The remaining crusades were all failed ventures, even though their aims were more limited than the conquest of Jerusalem, which became an ultimate goal rather than an immediate one. It is easy to understand the European fascination with Jerusalem. They were Christians, after all, and their citizens went to the Holy Land on pilgrimage, just as Muslims went to the Masjid Al-Aqsa. Indeed, before oil, the pilgrimage provided a reason for interference, and one of the issues of the 19th century was whether France or Russia was the protector of pilgrims. (Before the 19th century the Ottomans had brooked no interference in Jerusalem, and had themselves been protectors of any pilgrims.)
Because of this, the Palestine issue is not simply one of national liberation, though that is an important component. Palestinians draw support from the rest of the Islamic world because of Masjid Al-Aqsa. In a post-Christian world, Israel cannot expect the same support for its Biblical claims. The Muslim world has not shown the same rise of disbelief that would make Palestine any less a touch-button issue.
It is now up to the backers of Israel whether they are willing to pull the plug on Israel themselves, or they want to have it pulled by a modern Salahuddin. They should realize that the ceasefire means the release of the pressure Western governments are facing from their own electorates, who seem to be coming out of the Holocaust guilt that Israel has exploited for so many years, who seem to be realizing that Israel has been using that guilt not just to extract heavy aid packages, but to commit horrid atrocities on the Palestinian people.
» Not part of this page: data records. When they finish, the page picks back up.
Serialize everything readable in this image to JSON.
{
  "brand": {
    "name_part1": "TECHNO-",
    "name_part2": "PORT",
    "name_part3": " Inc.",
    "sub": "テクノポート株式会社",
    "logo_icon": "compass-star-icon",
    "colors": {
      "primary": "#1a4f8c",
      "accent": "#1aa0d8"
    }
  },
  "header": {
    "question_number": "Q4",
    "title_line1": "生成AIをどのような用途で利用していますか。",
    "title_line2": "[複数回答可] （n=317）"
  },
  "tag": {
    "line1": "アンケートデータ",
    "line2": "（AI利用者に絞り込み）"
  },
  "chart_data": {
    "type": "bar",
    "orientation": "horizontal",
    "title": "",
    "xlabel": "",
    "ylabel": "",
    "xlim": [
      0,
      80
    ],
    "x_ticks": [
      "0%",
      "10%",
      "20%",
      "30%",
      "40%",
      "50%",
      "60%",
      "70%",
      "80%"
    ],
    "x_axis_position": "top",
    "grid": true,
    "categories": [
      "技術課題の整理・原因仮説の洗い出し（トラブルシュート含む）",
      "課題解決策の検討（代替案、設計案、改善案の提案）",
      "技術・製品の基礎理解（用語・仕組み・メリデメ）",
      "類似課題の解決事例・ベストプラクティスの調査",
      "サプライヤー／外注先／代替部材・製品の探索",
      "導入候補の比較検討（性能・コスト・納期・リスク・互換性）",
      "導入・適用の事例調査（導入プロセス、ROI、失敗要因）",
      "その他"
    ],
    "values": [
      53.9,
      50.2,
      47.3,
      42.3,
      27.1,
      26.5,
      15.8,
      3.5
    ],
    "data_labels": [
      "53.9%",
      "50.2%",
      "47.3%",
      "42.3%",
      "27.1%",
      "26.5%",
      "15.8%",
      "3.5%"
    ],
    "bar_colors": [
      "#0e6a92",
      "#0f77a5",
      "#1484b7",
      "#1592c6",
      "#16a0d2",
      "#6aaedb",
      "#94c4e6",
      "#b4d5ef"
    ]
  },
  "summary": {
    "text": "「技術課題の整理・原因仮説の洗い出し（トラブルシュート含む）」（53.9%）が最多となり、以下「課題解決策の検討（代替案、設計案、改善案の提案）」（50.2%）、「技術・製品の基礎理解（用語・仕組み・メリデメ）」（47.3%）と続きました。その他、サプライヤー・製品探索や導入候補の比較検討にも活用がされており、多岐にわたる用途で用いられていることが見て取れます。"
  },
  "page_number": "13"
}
However, as long as the occupation continues; indeed, as long as Israel continues to exist on Palestinian land, Palestinians will make trouble. The defanging of the PLO by the Oslo Accords of 1992 meant that the Palestinian people moved towards Hamas, who refused to concede Israel the right to exist. Hamas made no concession, and thus won support. The PLO’s cooperation with Israel in policing the West Bank won them even more dislike.
Though Israel insists upon it, and is backed by the USA, Hamas will not go away. Even if it is cowed down, some other political force will emerge. That is what Israel really has to fear. The latest episode showed that its policy of ‘mowing the grass’, in which there have been four wars, excluding the current one, with over 2800 Palestinians killed. The present conflict may be seen as the most massive ‘lawnmowing’ exercise yet, with at least 68,000 Palestinians killed.
Has it worked? This exercise has been compared to An-Nakba, called the ‘second Nakba’, the first being the 1948 displacement of about 750,000 Palestinians, and the killing of 13,000 to 16,000. However, it is unlikely to have worked, and the Palestinians will seek a Salahuddin.
Salahuddin was not an Arab. He was a Kurd, and was the soldier son of a soldier father. He was not an Egyptian, though he made Egypt his powerbase, and had gone there to assist his uncle. And he carried within him an unshakeable conviction about the need for jihad.
There was no Salahuddin in the present episode, but that does not mean there will not be. It is upto the West what sort of Salahuddin emerges. The West should remember that Salahuddin tore down all the protective alliances the Kingdom of Jerusalem had built. It is not just Israel at stake, but also its Arab allies, who are also Western allies.